There was no lack of ambition from the bakers, with Yan producing a tiger-striped orange and chocolate cake decorated with a caramel rainsforest, caramel waterfall and honecomb rocks. Liam was going on trend with caramel-drip icing — where the baker teases the icing down the sides of the cake to make it look like it has dripped.
Stacey’s cake was to be based on the Very Hungry Caterpillar book. “I had an idea to do a theme of the life cycle of a butterfly” she explained, going on to share that the ambitious-sounding 30-cm high sugar sculpture had not been a huge success when she last practised it. “Just so long as it doesn’t fall over, it will be fine.” She had already had to redo her crystallised caramel once and has a history of rebaking her cakes, so it could have gone either way.
It went the wrong way for James and Tom, both of whom had to rebake their cakes.
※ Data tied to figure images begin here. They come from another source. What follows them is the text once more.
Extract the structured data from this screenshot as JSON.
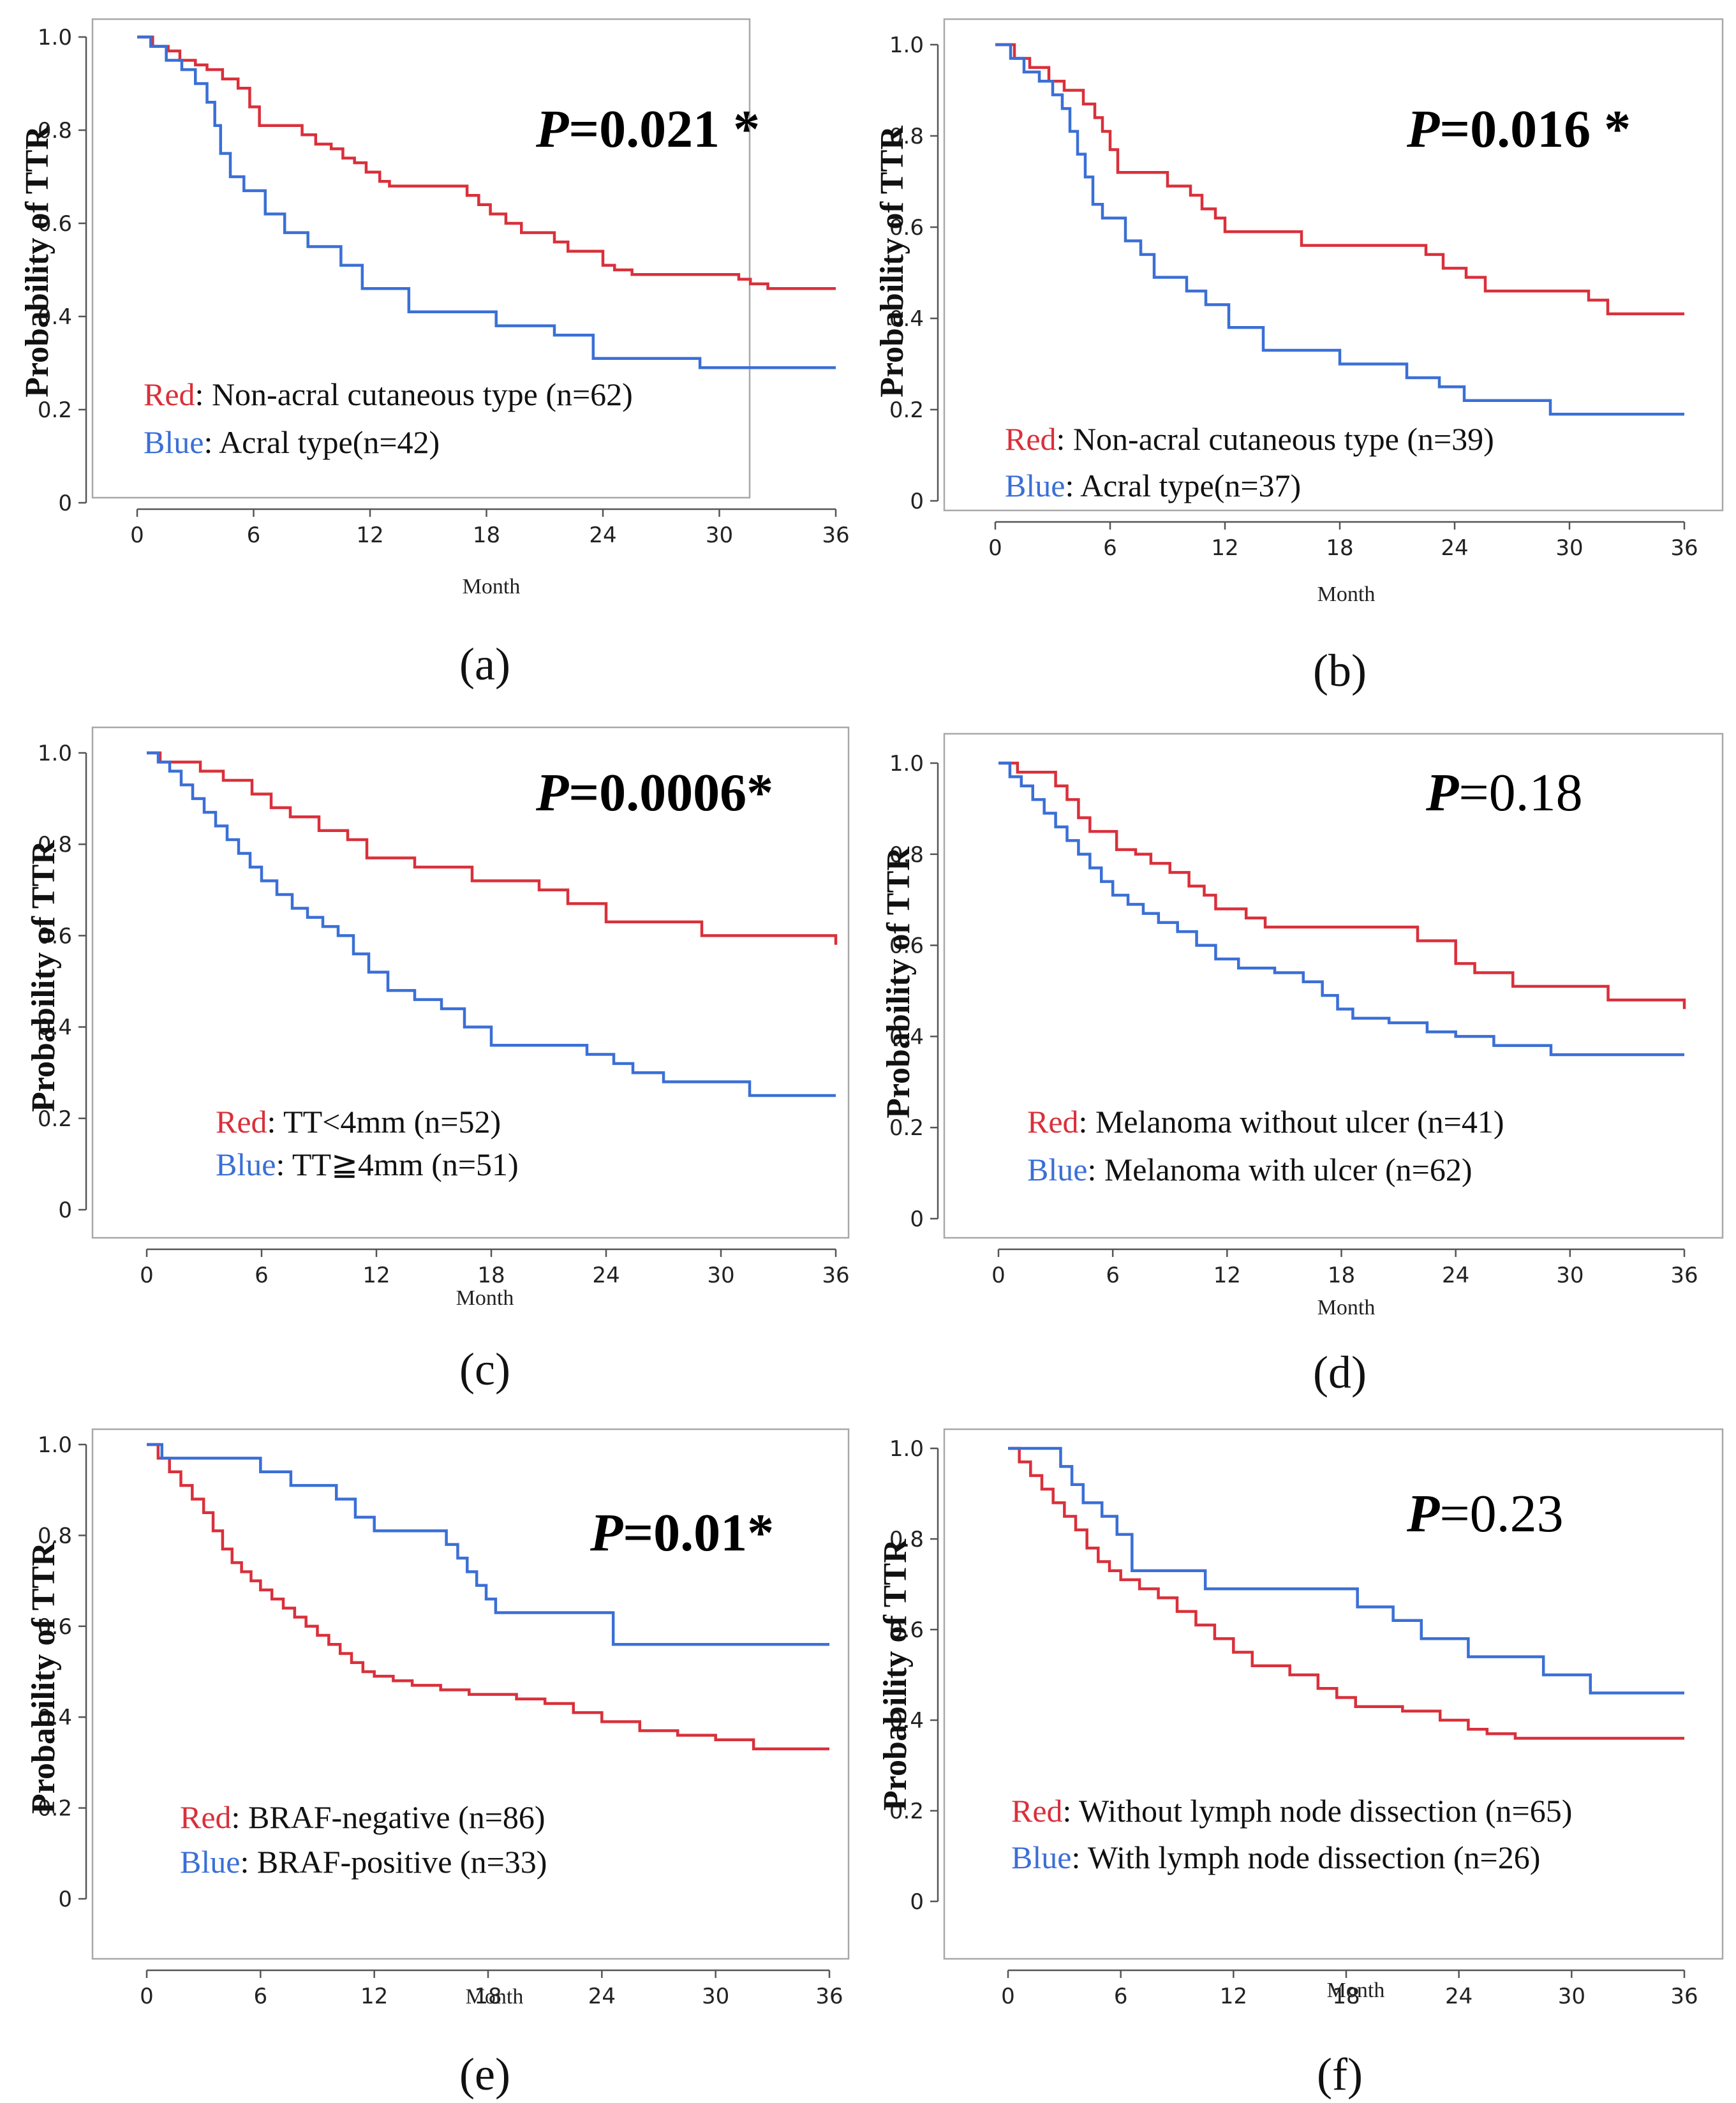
{
  "colors": {
    "red": "#d9303b",
    "blue": "#3a6fd6"
  },
  "chart_data": [
    {
      "type": "line",
      "label": "(a)",
      "x_label": "Month",
      "y_label": "Probability of TTR",
      "xlim": [
        0,
        36
      ],
      "ylim": [
        0,
        1.0
      ],
      "x_ticks": [
        "0",
        "6",
        "12",
        "18",
        "24",
        "30",
        "36"
      ],
      "y_ticks": [
        "0",
        "0.2",
        "0.4",
        "0.6",
        "0.8",
        "1.0"
      ],
      "p_prefix": "P",
      "p_value": "=0.021 *",
      "p_bold": true,
      "series": [
        {
          "name": "Non-acral cutaneous type",
          "color_name": "Red",
          "legend": ": Non-acral cutaneous type (n=62)",
          "color": "#d9303b",
          "x": [
            0,
            0.8,
            1.6,
            2.2,
            3,
            3.6,
            4.4,
            5.2,
            5.8,
            6.3,
            8.5,
            9.2,
            10,
            10.6,
            11.2,
            11.8,
            12.5,
            13,
            17,
            17.6,
            18.2,
            19,
            19.8,
            21.5,
            22.2,
            24,
            24.6,
            25.5,
            31,
            31.6,
            32.5,
            36
          ],
          "y": [
            1.0,
            0.98,
            0.97,
            0.95,
            0.94,
            0.93,
            0.91,
            0.89,
            0.85,
            0.81,
            0.79,
            0.77,
            0.76,
            0.74,
            0.73,
            0.71,
            0.69,
            0.68,
            0.66,
            0.64,
            0.62,
            0.6,
            0.58,
            0.56,
            0.54,
            0.51,
            0.5,
            0.49,
            0.48,
            0.47,
            0.46,
            0.46
          ]
        },
        {
          "name": "Acral type",
          "color_name": "Blue",
          "legend": ": Acral type(n=42)",
          "color": "#3a6fd6",
          "x": [
            0,
            0.7,
            1.5,
            2.3,
            3,
            3.6,
            4,
            4.3,
            4.8,
            5.5,
            6.6,
            7.6,
            8.8,
            10.5,
            11.6,
            14,
            18.5,
            21.5,
            23.5,
            29,
            36
          ],
          "y": [
            1.0,
            0.98,
            0.95,
            0.93,
            0.9,
            0.86,
            0.81,
            0.75,
            0.7,
            0.67,
            0.62,
            0.58,
            0.55,
            0.51,
            0.46,
            0.41,
            0.38,
            0.36,
            0.31,
            0.29,
            0.29
          ]
        }
      ]
    },
    {
      "type": "line",
      "label": "(b)",
      "x_label": "Month",
      "y_label": "Probability of TTR",
      "xlim": [
        0,
        36
      ],
      "ylim": [
        0,
        1.0
      ],
      "x_ticks": [
        "0",
        "6",
        "12",
        "18",
        "24",
        "30",
        "36"
      ],
      "y_ticks": [
        "0",
        "0.2",
        "0.4",
        "0.6",
        "0.8",
        "1.0"
      ],
      "p_prefix": "P",
      "p_value": "=0.016 *",
      "p_bold": true,
      "series": [
        {
          "name": "Non-acral cutaneous type",
          "color_name": "Red",
          "legend": ": Non-acral cutaneous type (n=39)",
          "color": "#d9303b",
          "x": [
            0,
            1,
            1.8,
            2.8,
            3.6,
            4.6,
            5.2,
            5.6,
            6,
            6.4,
            9,
            10.2,
            10.8,
            11.5,
            12,
            16,
            22.5,
            23.4,
            24.6,
            25.6,
            31,
            32,
            36
          ],
          "y": [
            1.0,
            0.97,
            0.95,
            0.92,
            0.9,
            0.87,
            0.84,
            0.81,
            0.77,
            0.72,
            0.69,
            0.67,
            0.64,
            0.62,
            0.59,
            0.56,
            0.54,
            0.51,
            0.49,
            0.46,
            0.44,
            0.41,
            0.41
          ]
        },
        {
          "name": "Acral type",
          "color_name": "Blue",
          "legend": ": Acral type(n=37)",
          "color": "#3a6fd6",
          "x": [
            0,
            0.8,
            1.5,
            2.3,
            3,
            3.5,
            3.9,
            4.3,
            4.7,
            5.1,
            5.6,
            6.8,
            7.6,
            8.3,
            10,
            11,
            12.2,
            14,
            18,
            21.5,
            23.2,
            24.5,
            29,
            36
          ],
          "y": [
            1.0,
            0.97,
            0.94,
            0.92,
            0.89,
            0.86,
            0.81,
            0.76,
            0.71,
            0.65,
            0.62,
            0.57,
            0.54,
            0.49,
            0.46,
            0.43,
            0.38,
            0.33,
            0.3,
            0.27,
            0.25,
            0.22,
            0.19,
            0.19
          ]
        }
      ]
    },
    {
      "type": "line",
      "label": "(c)",
      "x_label": "Month",
      "y_label": "Probability of TTR",
      "xlim": [
        0,
        36
      ],
      "ylim": [
        0,
        1.0
      ],
      "x_ticks": [
        "0",
        "6",
        "12",
        "18",
        "24",
        "30",
        "36"
      ],
      "y_ticks": [
        "0",
        "0.2",
        "0.4",
        "0.6",
        "0.8",
        "1.0"
      ],
      "p_prefix": "P",
      "p_value": "=0.0006*",
      "p_bold": true,
      "series": [
        {
          "name": "TT<4mm",
          "color_name": "Red",
          "legend": ": TT<4mm  (n=52)",
          "color": "#d9303b",
          "x": [
            0,
            0.7,
            1.4,
            2.8,
            4,
            5.5,
            6.5,
            7.5,
            9,
            10.5,
            11.5,
            14,
            17,
            20.5,
            22,
            24,
            29,
            36
          ],
          "y": [
            1.0,
            0.98,
            0.98,
            0.96,
            0.94,
            0.91,
            0.88,
            0.86,
            0.83,
            0.81,
            0.77,
            0.75,
            0.72,
            0.7,
            0.67,
            0.63,
            0.6,
            0.58
          ]
        },
        {
          "name": "TT≧4mm",
          "color_name": "Blue",
          "legend": ": TT≧4mm  (n=51)",
          "color": "#3a6fd6",
          "x": [
            0,
            0.6,
            1.2,
            1.8,
            2.4,
            3,
            3.6,
            4.2,
            4.8,
            5.4,
            6,
            6.8,
            7.6,
            8.4,
            9.2,
            10,
            10.8,
            11.6,
            12.6,
            14,
            15.4,
            16.6,
            18,
            23,
            24.4,
            25.4,
            27,
            31.5,
            36
          ],
          "y": [
            1.0,
            0.98,
            0.96,
            0.93,
            0.9,
            0.87,
            0.84,
            0.81,
            0.78,
            0.75,
            0.72,
            0.69,
            0.66,
            0.64,
            0.62,
            0.6,
            0.56,
            0.52,
            0.48,
            0.46,
            0.44,
            0.4,
            0.36,
            0.34,
            0.32,
            0.3,
            0.28,
            0.25,
            0.25
          ]
        }
      ]
    },
    {
      "type": "line",
      "label": "(d)",
      "x_label": "Month",
      "y_label": "Probability of TTR",
      "xlim": [
        0,
        36
      ],
      "ylim": [
        0,
        1.0
      ],
      "x_ticks": [
        "0",
        "6",
        "12",
        "18",
        "24",
        "30",
        "36"
      ],
      "y_ticks": [
        "0",
        "0.2",
        "0.4",
        "0.6",
        "0.8",
        "1.0"
      ],
      "p_prefix": "P",
      "p_value": "=0.18",
      "p_bold": false,
      "series": [
        {
          "name": "Melanoma without ulcer",
          "color_name": "Red",
          "legend": ": Melanoma without ulcer (n=41)",
          "color": "#d9303b",
          "x": [
            0,
            1,
            1.6,
            3,
            3.6,
            4.2,
            4.8,
            6.2,
            7.2,
            8,
            9,
            10,
            10.8,
            11.4,
            13,
            14,
            22,
            24,
            25,
            27,
            32,
            36
          ],
          "y": [
            1.0,
            0.98,
            0.98,
            0.95,
            0.92,
            0.88,
            0.85,
            0.81,
            0.8,
            0.78,
            0.76,
            0.73,
            0.71,
            0.68,
            0.66,
            0.64,
            0.61,
            0.56,
            0.54,
            0.51,
            0.48,
            0.46
          ]
        },
        {
          "name": "Melanoma with ulcer",
          "color_name": "Blue",
          "legend": ": Melanoma with ulcer (n=62)",
          "color": "#3a6fd6",
          "x": [
            0,
            0.6,
            1.2,
            1.8,
            2.4,
            3,
            3.6,
            4.2,
            4.8,
            5.4,
            6,
            6.8,
            7.6,
            8.4,
            9.4,
            10.4,
            11.4,
            12.6,
            14.5,
            16,
            17,
            17.8,
            18.6,
            20.5,
            22.5,
            24,
            26,
            29,
            36
          ],
          "y": [
            1.0,
            0.97,
            0.95,
            0.92,
            0.89,
            0.86,
            0.83,
            0.8,
            0.77,
            0.74,
            0.71,
            0.69,
            0.67,
            0.65,
            0.63,
            0.6,
            0.57,
            0.55,
            0.54,
            0.52,
            0.49,
            0.46,
            0.44,
            0.43,
            0.41,
            0.4,
            0.38,
            0.36,
            0.36
          ]
        }
      ]
    },
    {
      "type": "line",
      "label": "(e)",
      "x_label": "Month",
      "y_label": "Probability of TTR",
      "xlim": [
        0,
        36
      ],
      "ylim": [
        0,
        1.0
      ],
      "x_ticks": [
        "0",
        "6",
        "12",
        "18",
        "24",
        "30",
        "36"
      ],
      "y_ticks": [
        "0",
        "0.2",
        "0.4",
        "0.6",
        "0.8",
        "1.0"
      ],
      "p_prefix": "P",
      "p_value": "=0.01*",
      "p_bold": true,
      "series": [
        {
          "name": "BRAF-negative",
          "color_name": "Red",
          "legend": ": BRAF-negative   (n=86)",
          "color": "#d9303b",
          "x": [
            0,
            0.6,
            1.2,
            1.8,
            2.4,
            3,
            3.5,
            4,
            4.5,
            5,
            5.5,
            6,
            6.6,
            7.2,
            7.8,
            8.4,
            9,
            9.6,
            10.2,
            10.8,
            11.4,
            12,
            13,
            14,
            15.5,
            17,
            19.5,
            21,
            22.5,
            24,
            26,
            28,
            30,
            32,
            36
          ],
          "y": [
            1.0,
            0.97,
            0.94,
            0.91,
            0.88,
            0.85,
            0.81,
            0.77,
            0.74,
            0.72,
            0.7,
            0.68,
            0.66,
            0.64,
            0.62,
            0.6,
            0.58,
            0.56,
            0.54,
            0.52,
            0.5,
            0.49,
            0.48,
            0.47,
            0.46,
            0.45,
            0.44,
            0.43,
            0.41,
            0.39,
            0.37,
            0.36,
            0.35,
            0.33,
            0.33
          ]
        },
        {
          "name": "BRAF-positive",
          "color_name": "Blue",
          "legend": ": BRAF-positive  (n=33)",
          "color": "#3a6fd6",
          "x": [
            0,
            0.8,
            6,
            7.6,
            10,
            11,
            12,
            15.8,
            16.4,
            16.9,
            17.4,
            17.9,
            18.4,
            24.6,
            36
          ],
          "y": [
            1.0,
            0.97,
            0.94,
            0.91,
            0.88,
            0.84,
            0.81,
            0.78,
            0.75,
            0.72,
            0.69,
            0.66,
            0.63,
            0.56,
            0.56
          ]
        }
      ]
    },
    {
      "type": "line",
      "label": "(f)",
      "x_label": "Month",
      "y_label": "Probability of TTR",
      "xlim": [
        0,
        36
      ],
      "ylim": [
        0,
        1.0
      ],
      "x_ticks": [
        "0",
        "6",
        "12",
        "18",
        "24",
        "30",
        "36"
      ],
      "y_ticks": [
        "0",
        "0.2",
        "0.4",
        "0.6",
        "0.8",
        "1.0"
      ],
      "p_prefix": "P",
      "p_value": "=0.23",
      "p_bold": false,
      "series": [
        {
          "name": "Without lymph node dissection",
          "color_name": "Red",
          "legend": ": Without lymph node dissection  (n=65)",
          "color": "#d9303b",
          "x": [
            0,
            0.6,
            1.2,
            1.8,
            2.4,
            3,
            3.6,
            4.2,
            4.8,
            5.4,
            6,
            7,
            8,
            9,
            10,
            11,
            12,
            13,
            15,
            16.5,
            17.5,
            18.5,
            21,
            23,
            24.5,
            25.5,
            27,
            36
          ],
          "y": [
            1.0,
            0.97,
            0.94,
            0.91,
            0.88,
            0.85,
            0.82,
            0.78,
            0.75,
            0.73,
            0.71,
            0.69,
            0.67,
            0.64,
            0.61,
            0.58,
            0.55,
            0.52,
            0.5,
            0.47,
            0.45,
            0.43,
            0.42,
            0.4,
            0.38,
            0.37,
            0.36,
            0.36
          ]
        },
        {
          "name": "With lymph node dissection",
          "color_name": "Blue",
          "legend": ": With lymph node dissection (n=26)",
          "color": "#3a6fd6",
          "x": [
            0,
            2.8,
            3.4,
            4,
            5,
            5.8,
            6.6,
            10.5,
            18.6,
            20.5,
            22,
            24.5,
            28.5,
            31,
            36
          ],
          "y": [
            1.0,
            0.96,
            0.92,
            0.88,
            0.85,
            0.81,
            0.73,
            0.69,
            0.65,
            0.62,
            0.58,
            0.54,
            0.5,
            0.46,
            0.46
          ]
        }
      ]
    }
  ]
}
Tom’s stayed flat twice and James’s first try had a tell-tale hollow that all honey cake bakers will recognise as an underbaking issue. Tom had also got the Hollywood stare when he shared his relatively simple design.
With the tent full of bakers flicking whisks laden with boiling spun sugar, it must have been a dangerous place to be — and not somewhere you would have wanted to clean up at the end of the day.
Stephen’s caramel crown cake looked the part with its coat of red mirror glaze, but fell down on taste. Yan’s promised jungle won the judges’ hearts and again, Liam came up trumps with his caramel drip. “You should be proud of yourself” smiled Hollywood.
Stacey’s sculpture didn’t droop and her pretty coloured butterflies delighted Leith. “It’s just wonderful,” she smiled, but Hollywood soon rained on her parade, spotting that her icing had been too thin and run off the sides of the cake. Both thought the cake itself delicious — a better finish than last week’s bothersome bonnet.
Despite pulling off the spun sugar nest, poor Tom’s cake was a disaster. “How could you manage with those beautiful ingredients to make that!” exclaimed Leith. James also ended the day in the danger zone with his dry cake and randomly placed confections.
Liam and Kate were both worthy of stardom and Stacey could feel proud this week. In the end it was Kate who stole top honours. That re-baking incident spelled doom for Tom, who was sadly banished from the tent.